Jewish interfaith couples already face a distinct set of challenges when they decide to get married and start a family. And part of planning for a life together means planning for the inevitable – death. Unfortunately, interfaith couples who support and maintain a Jewish lifestyle are rarely given the opportunity to be buried alongside one another in a Jewish cemetery. But for interfaith couples in Toronto, that is no longer true. According to an article in Toronto’s Globe and Mail, Temple Sinai has “purchased a plot of land in the Lambton Mills Cemetery where it will offer 130 sites for intermarried couples in its congregation.”
Temple Sinai has now joined a growing list of synagogue sponsored cemeteries that allow interfaith couples to be buried together. This, we think, sends the right message to interfaith couples contemplating marriage and living a Jewish life. The article says:
It’s a move meant to promote inclusiveness in a congregation with more and more interfaith couples, Senior Rabbi Michael Dolgin said.

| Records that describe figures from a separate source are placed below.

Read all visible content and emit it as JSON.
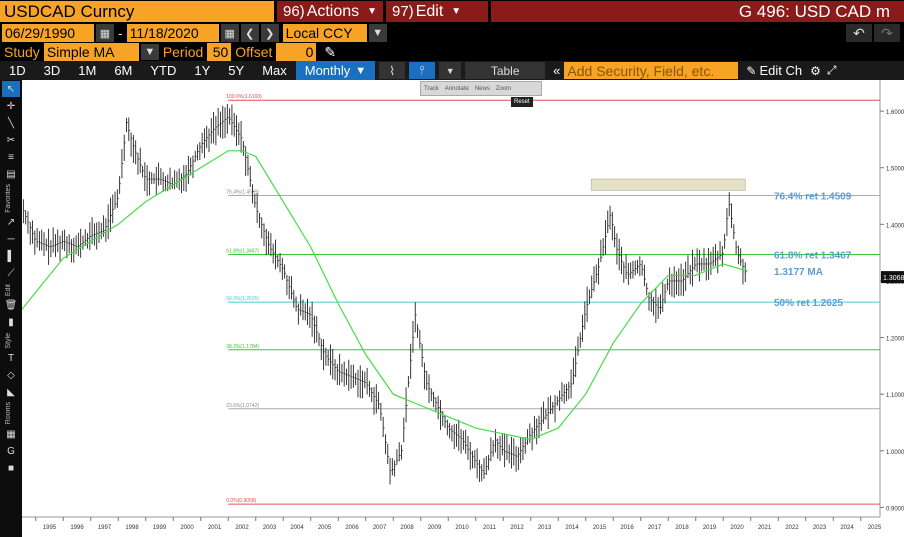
{
  "topbar": {
    "security": "USDCAD Curncy",
    "actions_num": "96)",
    "actions_label": "Actions",
    "edit_num": "97)",
    "edit_label": "Edit",
    "title": "G 496: USD CAD m"
  },
  "dates": {
    "start": "06/29/1990",
    "sep": "-",
    "end": "11/18/2020",
    "currency": "Local CCY"
  },
  "study": {
    "label": "Study",
    "value": "Simple MA",
    "period_label": "Period",
    "period_value": "50",
    "offset_label": "Offset",
    "offset_value": "0"
  },
  "periods": {
    "tabs": [
      "1D",
      "3D",
      "1M",
      "6M",
      "YTD",
      "1Y",
      "5Y",
      "Max"
    ],
    "selected": "Monthly",
    "table_label": "Table",
    "search_placeholder": "Add Security, Field, etc.",
    "edit_chart_label": "Edit Ch"
  },
  "popup": {
    "items": [
      "Track",
      "Annotate",
      "News",
      "Zoom"
    ],
    "reset": "Reset"
  },
  "left_toolbar": {
    "labels": [
      "Favorites",
      "Edit",
      "Style",
      "Rooms"
    ]
  },
  "chart_data": {
    "type": "line",
    "x_axis_years": [
      "1995",
      "1996",
      "1997",
      "1998",
      "1999",
      "2000",
      "2001",
      "2002",
      "2003",
      "2004",
      "2005",
      "2006",
      "2007",
      "2008",
      "2009",
      "2010",
      "2011",
      "2012",
      "2013",
      "2014",
      "2015",
      "2016",
      "2017",
      "2018",
      "2019",
      "2020",
      "2021",
      "2022",
      "2023",
      "2024",
      "2025"
    ],
    "y_ticks": [
      "1.6000",
      "1.5000",
      "1.4000",
      "1.3000",
      "1.2000",
      "1.1000",
      "1.0000",
      "0.9000"
    ],
    "ylim": [
      0.9,
      1.65
    ],
    "price_label": "1.3068",
    "fib_levels": [
      {
        "label": "100.0%(1.6193)",
        "value": 1.6193,
        "color": "#e05050"
      },
      {
        "label": "76.4%(1.4509)",
        "value": 1.4509,
        "color": "#aaaaaa"
      },
      {
        "label": "61.8%(1.3467)",
        "value": 1.3467,
        "color": "#33cc33"
      },
      {
        "label": "50.0%(1.2625)",
        "value": 1.2625,
        "color": "#44cccc"
      },
      {
        "label": "38.2%(1.1784)",
        "value": 1.1784,
        "color": "#33cc33"
      },
      {
        "label": "23.6%(1.0742)",
        "value": 1.0742,
        "color": "#aaaaaa"
      },
      {
        "label": "0.0%(0.9058)",
        "value": 0.9058,
        "color": "#e05050"
      }
    ],
    "annotations": [
      {
        "text": "76.4% ret 1.4509",
        "value": 1.4509
      },
      {
        "text": "61.8% ret 1.3467",
        "value": 1.3467
      },
      {
        "text": "1.3177 MA",
        "value": 1.3177
      },
      {
        "text": "50% ret 1.2625",
        "value": 1.2625
      }
    ],
    "series": [
      {
        "name": "USDCAD",
        "color": "#222222",
        "x": [
          1994.5,
          1995,
          1995.5,
          1996,
          1996.5,
          1997,
          1997.5,
          1998,
          1998.3,
          1998.6,
          1999,
          1999.5,
          2000,
          2000.5,
          2001,
          2001.5,
          2002,
          2002.5,
          2003,
          2003.5,
          2004,
          2004.5,
          2005,
          2005.5,
          2006,
          2006.5,
          2007,
          2007.5,
          2007.9,
          2008.3,
          2008.8,
          2009.2,
          2009.6,
          2010,
          2010.5,
          2011,
          2011.3,
          2011.7,
          2012,
          2012.5,
          2013,
          2013.5,
          2014,
          2014.5,
          2015,
          2015.5,
          2015.9,
          2016.1,
          2016.5,
          2017,
          2017.3,
          2017.7,
          2018,
          2018.5,
          2019,
          2019.5,
          2020,
          2020.2,
          2020.5,
          2020.88
        ],
        "y": [
          1.43,
          1.37,
          1.36,
          1.37,
          1.36,
          1.38,
          1.39,
          1.45,
          1.58,
          1.53,
          1.48,
          1.48,
          1.47,
          1.49,
          1.54,
          1.57,
          1.59,
          1.55,
          1.43,
          1.36,
          1.32,
          1.25,
          1.24,
          1.17,
          1.14,
          1.13,
          1.12,
          1.08,
          0.96,
          1.0,
          1.24,
          1.12,
          1.08,
          1.04,
          1.02,
          0.98,
          0.96,
          1.02,
          1.0,
          0.99,
          1.03,
          1.06,
          1.09,
          1.12,
          1.25,
          1.33,
          1.42,
          1.36,
          1.31,
          1.33,
          1.27,
          1.25,
          1.3,
          1.3,
          1.33,
          1.33,
          1.35,
          1.44,
          1.35,
          1.307
        ]
      },
      {
        "name": "MA",
        "color": "#44dd44",
        "x": [
          1994.5,
          1995,
          1996,
          1997,
          1998,
          1999,
          2000,
          2001,
          2002,
          2002.5,
          2003,
          2004,
          2005,
          2006,
          2007,
          2008,
          2009,
          2010,
          2011,
          2012,
          2013,
          2014,
          2015,
          2016,
          2017,
          2018,
          2019,
          2020,
          2020.88
        ],
        "y": [
          1.25,
          1.28,
          1.34,
          1.37,
          1.4,
          1.44,
          1.47,
          1.5,
          1.53,
          1.53,
          1.52,
          1.44,
          1.36,
          1.26,
          1.17,
          1.1,
          1.08,
          1.06,
          1.04,
          1.03,
          1.02,
          1.04,
          1.1,
          1.19,
          1.26,
          1.31,
          1.31,
          1.33,
          1.3177
        ]
      }
    ],
    "range_highlight": {
      "x0": 2015.2,
      "x1": 2020.8,
      "y0": 1.46,
      "y1": 1.48
    }
  }
}
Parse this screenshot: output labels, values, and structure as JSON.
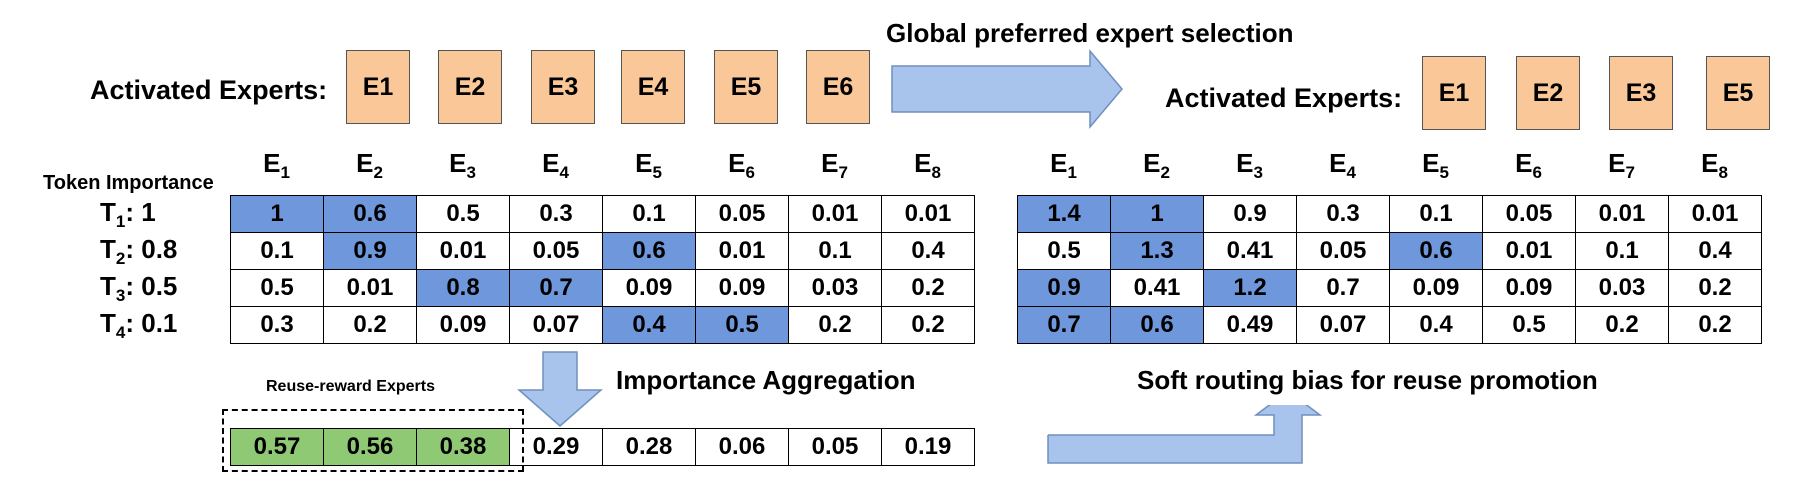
{
  "colors": {
    "expert_fill": "#fac898",
    "highlight": "#6f97dc",
    "reuse": "#8fc974",
    "arrow": "#a8c4ec"
  },
  "left": {
    "activated_label": "Activated Experts:",
    "activated": [
      "E1",
      "E2",
      "E3",
      "E4",
      "E5",
      "E6"
    ],
    "columns": [
      "E",
      "E",
      "E",
      "E",
      "E",
      "E",
      "E",
      "E"
    ],
    "column_subs": [
      "1",
      "2",
      "3",
      "4",
      "5",
      "6",
      "7",
      "8"
    ],
    "token_importance_label": "Token Importance",
    "rows": [
      {
        "t": "T",
        "sub": "1",
        "w": ": 1",
        "cells": [
          "1",
          "0.6",
          "0.5",
          "0.3",
          "0.1",
          "0.05",
          "0.01",
          "0.01"
        ],
        "hl": [
          0,
          1
        ]
      },
      {
        "t": "T",
        "sub": "2",
        "w": ": 0.8",
        "cells": [
          "0.1",
          "0.9",
          "0.01",
          "0.05",
          "0.6",
          "0.01",
          "0.1",
          "0.4"
        ],
        "hl": [
          1,
          4
        ]
      },
      {
        "t": "T",
        "sub": "3",
        "w": ": 0.5",
        "cells": [
          "0.5",
          "0.01",
          "0.8",
          "0.7",
          "0.09",
          "0.09",
          "0.03",
          "0.2"
        ],
        "hl": [
          2,
          3
        ]
      },
      {
        "t": "T",
        "sub": "4",
        "w": ": 0.1",
        "cells": [
          "0.3",
          "0.2",
          "0.09",
          "0.07",
          "0.4",
          "0.5",
          "0.2",
          "0.2"
        ],
        "hl": [
          4,
          5
        ]
      }
    ]
  },
  "global_selection_title": "Global preferred expert selection",
  "right": {
    "activated_label": "Activated Experts:",
    "activated": [
      "E1",
      "E2",
      "E3",
      "E5"
    ],
    "columns": [
      "E",
      "E",
      "E",
      "E",
      "E",
      "E",
      "E",
      "E"
    ],
    "column_subs": [
      "1",
      "2",
      "3",
      "4",
      "5",
      "6",
      "7",
      "8"
    ],
    "rows": [
      {
        "cells": [
          "1.4",
          "1",
          "0.9",
          "0.3",
          "0.1",
          "0.05",
          "0.01",
          "0.01"
        ],
        "hl": [
          0,
          1
        ]
      },
      {
        "cells": [
          "0.5",
          "1.3",
          "0.41",
          "0.05",
          "0.6",
          "0.01",
          "0.1",
          "0.4"
        ],
        "hl": [
          1,
          4
        ]
      },
      {
        "cells": [
          "0.9",
          "0.41",
          "1.2",
          "0.7",
          "0.09",
          "0.09",
          "0.03",
          "0.2"
        ],
        "hl": [
          0,
          2
        ]
      },
      {
        "cells": [
          "0.7",
          "0.6",
          "0.49",
          "0.07",
          "0.4",
          "0.5",
          "0.2",
          "0.2"
        ],
        "hl": [
          0,
          1
        ]
      }
    ]
  },
  "aggregation": {
    "title": "Importance Aggregation",
    "reuse_label": "Reuse-reward Experts",
    "cells": [
      "0.57",
      "0.56",
      "0.38",
      "0.29",
      "0.28",
      "0.06",
      "0.05",
      "0.19"
    ],
    "reuse_count": 3
  },
  "soft_routing_title": "Soft routing bias for reuse promotion"
}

“It was only appropriate to create a place for these people who choose to live their lives affiliated with the Jewish community,” he said.
This makes sense. How can we deny active and affiliated interfaith couples of the community the privilege of spending eternity with each other? If we want to let these couples know that our doors are open and we welcome them into our midst, we have to mean that for the entire life cycle. Not allowing an interfaith couple to be buried in the same place is another unnecessary barrier to Jewish engagement.